I have seen this, and this and a few YouTube videos, and I'm still stuck.
I understand how the probability integral transform gives rise to the result that the CDF of the p-values will have a uniform distribution.
What I don't understand is why that implies that the p-values themselves have a uniform distribution.
That is, I understand this much:
Suppose X ~ Unif(a, b). Then the CDF of X is:
$$P(X \le x) = \begin{cases} 0\ \ {\rm{if}}\ \ x \le a \\ (x-a)/(b-a)\ \ {\rm{if}} \ \ a \le x < b \\ 1\ \ {\rm{if}}\ x \ge b \end{cases}$$
So if X ~ Unif(0, 1), then $$P(X \le x) = x$$ (just substituting a=0 and b=1).
Now suppose $$Y = F(X)$$, and we want to know the probability distribution of Y. That is, we want to know the probability distribution of the CDF of X.

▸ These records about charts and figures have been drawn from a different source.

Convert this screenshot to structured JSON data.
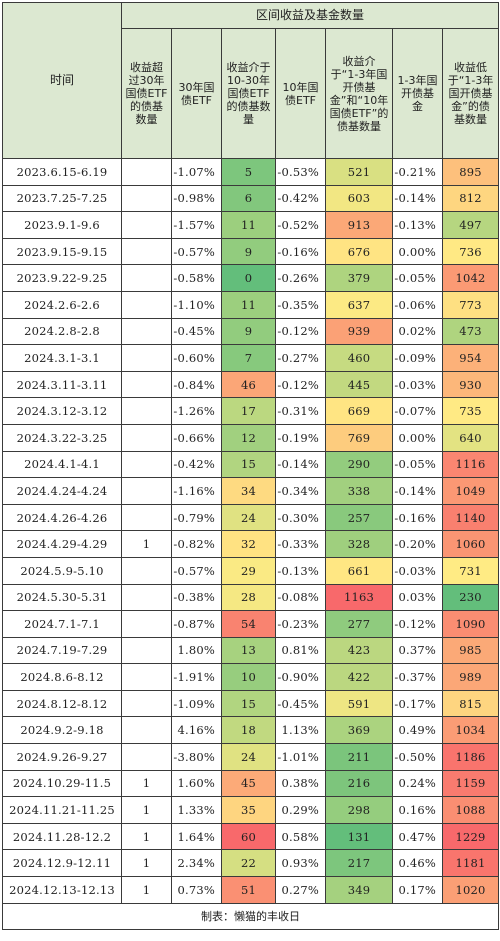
{
  "table": {
    "time_header": "时间",
    "group_header": "区间收益及基金数量",
    "columns": [
      "收益超过30年国债ETF的债基数量",
      "30年国债ETF",
      "收益介于10-30年国债ETF的债基数量",
      "10年国债ETF",
      "收益介于“1-3年国开债基金”和“10年国债ETF”的债基数量",
      "1-3年国开债基金",
      "收益低于“1-3年国开债基金”的债基数量"
    ],
    "rows": [
      {
        "date": "2023.6.15-6.19",
        "a": "",
        "b": "-1.07%",
        "c": "5",
        "d": "-0.53%",
        "e": "521",
        "f": "-0.21%",
        "g": "895"
      },
      {
        "date": "2023.7.25-7.25",
        "a": "",
        "b": "-0.98%",
        "c": "6",
        "d": "-0.42%",
        "e": "603",
        "f": "-0.14%",
        "g": "812"
      },
      {
        "date": "2023.9.1-9.6",
        "a": "",
        "b": "-1.57%",
        "c": "11",
        "d": "-0.52%",
        "e": "913",
        "f": "-0.13%",
        "g": "497"
      },
      {
        "date": "2023.9.15-9.15",
        "a": "",
        "b": "-0.57%",
        "c": "9",
        "d": "-0.16%",
        "e": "676",
        "f": "0.00%",
        "g": "736"
      },
      {
        "date": "2023.9.22-9.25",
        "a": "",
        "b": "-0.58%",
        "c": "0",
        "d": "-0.26%",
        "e": "379",
        "f": "-0.05%",
        "g": "1042"
      },
      {
        "date": "2024.2.6-2.6",
        "a": "",
        "b": "-1.10%",
        "c": "11",
        "d": "-0.35%",
        "e": "637",
        "f": "-0.06%",
        "g": "773"
      },
      {
        "date": "2024.2.8-2.8",
        "a": "",
        "b": "-0.45%",
        "c": "9",
        "d": "-0.12%",
        "e": "939",
        "f": "0.02%",
        "g": "473"
      },
      {
        "date": "2024.3.1-3.1",
        "a": "",
        "b": "-0.60%",
        "c": "7",
        "d": "-0.27%",
        "e": "460",
        "f": "-0.09%",
        "g": "954"
      },
      {
        "date": "2024.3.11-3.11",
        "a": "",
        "b": "-0.84%",
        "c": "46",
        "d": "-0.12%",
        "e": "445",
        "f": "-0.03%",
        "g": "930"
      },
      {
        "date": "2024.3.12-3.12",
        "a": "",
        "b": "-1.26%",
        "c": "17",
        "d": "-0.31%",
        "e": "669",
        "f": "-0.07%",
        "g": "735"
      },
      {
        "date": "2024.3.22-3.25",
        "a": "",
        "b": "-0.66%",
        "c": "12",
        "d": "-0.19%",
        "e": "769",
        "f": "0.00%",
        "g": "640"
      },
      {
        "date": "2024.4.1-4.1",
        "a": "",
        "b": "-0.42%",
        "c": "15",
        "d": "-0.14%",
        "e": "290",
        "f": "-0.05%",
        "g": "1116"
      },
      {
        "date": "2024.4.24-4.24",
        "a": "",
        "b": "-1.16%",
        "c": "34",
        "d": "-0.34%",
        "e": "338",
        "f": "-0.14%",
        "g": "1049"
      },
      {
        "date": "2024.4.26-4.26",
        "a": "",
        "b": "-0.79%",
        "c": "24",
        "d": "-0.30%",
        "e": "257",
        "f": "-0.16%",
        "g": "1140"
      },
      {
        "date": "2024.4.29-4.29",
        "a": "1",
        "b": "-0.82%",
        "c": "32",
        "d": "-0.33%",
        "e": "328",
        "f": "-0.20%",
        "g": "1060"
      },
      {
        "date": "2024.5.9-5.10",
        "a": "",
        "b": "-0.57%",
        "c": "29",
        "d": "-0.13%",
        "e": "661",
        "f": "-0.03%",
        "g": "731"
      },
      {
        "date": "2024.5.30-5.31",
        "a": "",
        "b": "-0.38%",
        "c": "28",
        "d": "-0.08%",
        "e": "1163",
        "f": "0.03%",
        "g": "230"
      },
      {
        "date": "2024.7.1-7.1",
        "a": "",
        "b": "-0.87%",
        "c": "54",
        "d": "-0.23%",
        "e": "277",
        "f": "-0.12%",
        "g": "1090"
      },
      {
        "date": "2024.7.19-7.29",
        "a": "",
        "b": "1.80%",
        "c": "13",
        "d": "0.81%",
        "e": "423",
        "f": "0.37%",
        "g": "985"
      },
      {
        "date": "2024.8.6-8.12",
        "a": "",
        "b": "-1.91%",
        "c": "10",
        "d": "-0.90%",
        "e": "422",
        "f": "-0.37%",
        "g": "989"
      },
      {
        "date": "2024.8.12-8.12",
        "a": "",
        "b": "-1.09%",
        "c": "15",
        "d": "-0.45%",
        "e": "591",
        "f": "-0.17%",
        "g": "815"
      },
      {
        "date": "2024.9.2-9.18",
        "a": "",
        "b": "4.16%",
        "c": "18",
        "d": "1.13%",
        "e": "369",
        "f": "0.49%",
        "g": "1034"
      },
      {
        "date": "2024.9.26-9.27",
        "a": "",
        "b": "-3.80%",
        "c": "24",
        "d": "-1.01%",
        "e": "211",
        "f": "-0.50%",
        "g": "1186"
      },
      {
        "date": "2024.10.29-11.5",
        "a": "1",
        "b": "1.60%",
        "c": "45",
        "d": "0.38%",
        "e": "216",
        "f": "0.24%",
        "g": "1159"
      },
      {
        "date": "2024.11.21-11.25",
        "a": "1",
        "b": "1.33%",
        "c": "35",
        "d": "0.29%",
        "e": "298",
        "f": "0.16%",
        "g": "1088"
      },
      {
        "date": "2024.11.28-12.2",
        "a": "1",
        "b": "1.64%",
        "c": "60",
        "d": "0.58%",
        "e": "131",
        "f": "0.47%",
        "g": "1229"
      },
      {
        "date": "2024.12.9-12.11",
        "a": "1",
        "b": "2.34%",
        "c": "22",
        "d": "0.93%",
        "e": "217",
        "f": "0.46%",
        "g": "1181"
      },
      {
        "date": "2024.12.13-12.13",
        "a": "1",
        "b": "0.73%",
        "c": "51",
        "d": "0.27%",
        "e": "349",
        "f": "0.17%",
        "g": "1020"
      }
    ],
    "footer": "制表：懒猫的丰收日"
  },
  "colors": {
    "header_bg": "#dce8d1",
    "border": "#3a3a3a",
    "scale_low": "#63be7b",
    "scale_mid": "#ffeb84",
    "scale_high": "#f8696b"
  }
}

We know that the CDF of a distribution is a unique identifier of a distribution, so if you see, for example, $P(X \le x) = x$ then you know X ~ Unif(0, 1).
We also know that CDFs are right-continuous, and they go from 0 to 1. So it's reasonable to pick a value, f, that lies between 0 and 1 and try to find the probability that the CDF, Y, takes a value less than or equal to f:
$$\begin{align*} P(Y \le f) &= P(F(X) \le f) \\ &= P(X \le F^{-1}(f)) \ {\rm{assuming\ F\ is\ invertible}} \\ &= F(F^{-1}(f)) \\ &= f \end{align*}$$
So since $P(Y \le f) = f, Y = F(X)$ must follow a uniform distribution.
This implies that for any continuous random variable (that satisfies some properties that I'm not sure of), the CDF of that continuous random variable will have a Unif(0, 1) distribution.
It does NOT imply that the random variable itself has a Unif(0, 1) distribution. That is, it does not mean that X has a Unif(0, 1) distribution, only that F(X) has a Unif(0, 1) distribution.
So if a test statistic has a continuous distribution, then the CDF of that test statistic has a Unif(0, 1) distribution. Why does this mean that the p-values have a uniform distribution?
Wait...are p-values the CDF of a test statistic?
Clearly I'm tying myself in knots here. Any help would be appreciated.
EDIT (responding to a comment):
Here's my line of thinking since sleeping on it.
If we have $P(X \le x) = x$, then X ~ Unif(0,1).
Since $P(F(X) \le f) = f$, that means $F(X)$ ~ Unif(0,1), right?
But why does this lead us to think that p-values are uniformly distributed if the null hypothesis is true?
Suppose for instance we have:
$$H_0: \mu \ge 0$$ $$H_a: \mu < 0$$,
and $\sigma$ is known. Let $ts$ be the test statistic, which has a non-standard normal distribution. After standardization, let the z-score associated with the test statistic be $z_{ts}$.
Then we would reject $H_0$ if $P(Z < z_{ts}) < 0.05$. That is, we would reject $H_0$ if the p-value is less than 0.05.
The form $P(Z < z_{ts})$ is the same kind of form as a CDF, right? If the test statistic is continuous then this is the same as $P(Z \le z_{ts})$.
Now let $F(Z) = P(Z \le z_{ts})$.
Is this really a CDF? If so, then what?
What about when we have other alternative hypotheses (like $H_a: \mu > 0$ or $H_a: \mu \ne 0$)?